The market has broken downwards. The Nifty hit a new 52-week low. It's been a parade of bad domestic news, and global news. The last straw for traders was a do-nothing the RBI policy. The smart money seems bearish with very modest domestic institutional buying and continued FII selling. Influential market analysts continue to recommend clients stay underweight in Indian equity.
Intra-day volatility remains high, and so does implied volatility, eight sessions before the last settlement of 2011. The drop to 4,560, establishing a new 52-week low, confirms that the long-term trend is still bearish. On the upside, there's resistance at every 50 points and a recovery would have to lift the Nifty beyond 5,050 to be seen as genuinely positive.
The rupee has also plunged lower. Now that the market has busted 4,600, a rapid slide to the 4,300-level seems probable. A partial recovery would lead to range trading between 4,650 and 5,050. The daily high-low swings may continue to be 100-125 points. Big opening gaps will continue to be normal.
In the broader market, matters are even worse with very poor advance-decline ratios and small stocks suffering from lack of liquidity. Among important subsidiary sectors, the CNXIT may just outperform, given that RBI has been unable, or unwilling, to shore up the rupee. However, the CNXIT too, has slid below 6,000, which is a key signal of weakness.
The Bank Nifty has hit a new 52-week low and all indications are that it will slide more than the overall market. Almost every major bank and NBFC/specialised financial institution has hit new lows in the past 10 sessions.
The Nifty put call ratio is well below the danger mark at around 0.9. Premiums are higher than one would expect, given expiry effects. In the December call series, open interest peaks at 5,100c (4) with ample OI at 4,700c (59), 4,800c (30), 4,900c (14) and 5,000c (7). In the put series, OI peaks at 4,500p (46) and there's good OI below at 4,600p (81), and at 4,400p (24) and 4,300p (12). Consensus expectations are roughly between 4,300 and 5,100. That's a very wide range given just eight sessions and it reflects an extremely nervous, thin market. Ideally, given good spreads close to money, we should focus on a narrow range.
A close to money bullspread of long December 4,700c (59) and short 4,800c (30) costs 29 and pays a maximum 71. The in-the-money bearspread of long 4,600p (81) and short 4,500p (46) costs 35 and pays a maximum 65. A wider bearspread of long 4,500p (46) and short 4,400p (24) costs 22 and pays 78. I'd be tempted to go for the slightly wider bearspread.
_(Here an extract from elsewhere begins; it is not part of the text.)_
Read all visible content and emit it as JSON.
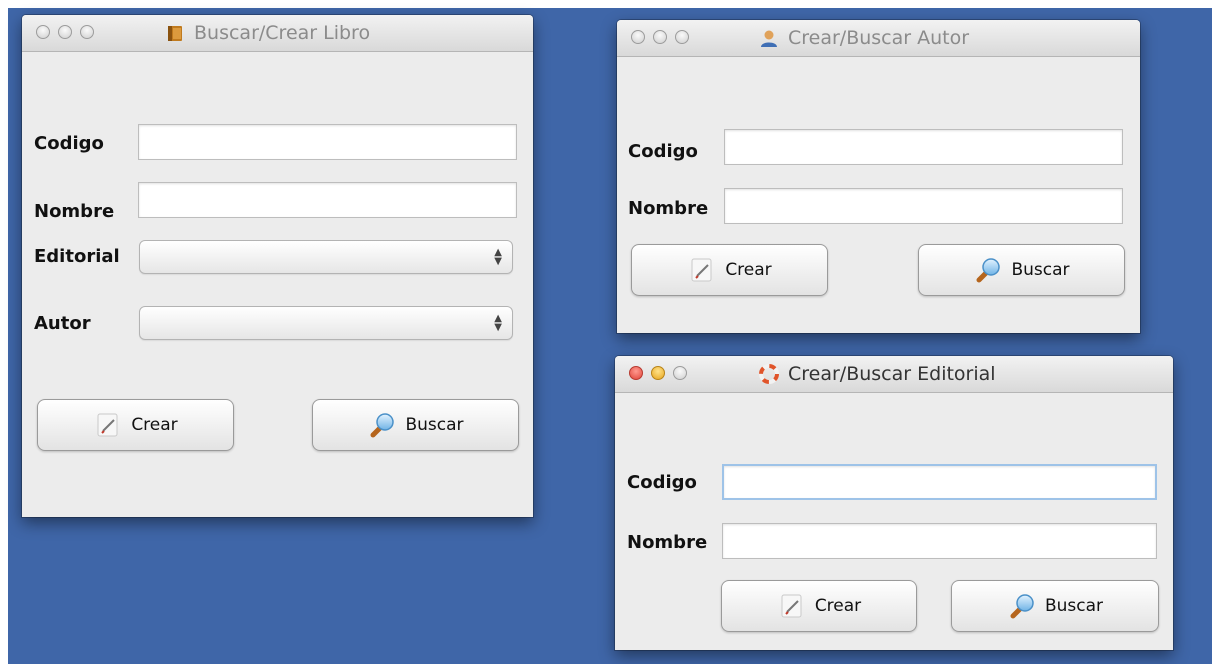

Either bearspread or the recommended L4,700C-S4,800c bullspread could gain 50 per cent if the market sees the right 100 point-swing. In fact, if we combine the long 4,500p and the long 4,700c with a short 4,400p and short 4,800c, we can create a long-short strangle that looks tempting. It offers maximum one-way payoffs of 49 each at a cost of 51 with breakevens at 4,449, and 4,751. Both ends could be struck within the next two or three sessions, offering a bonanza to a nimble trader.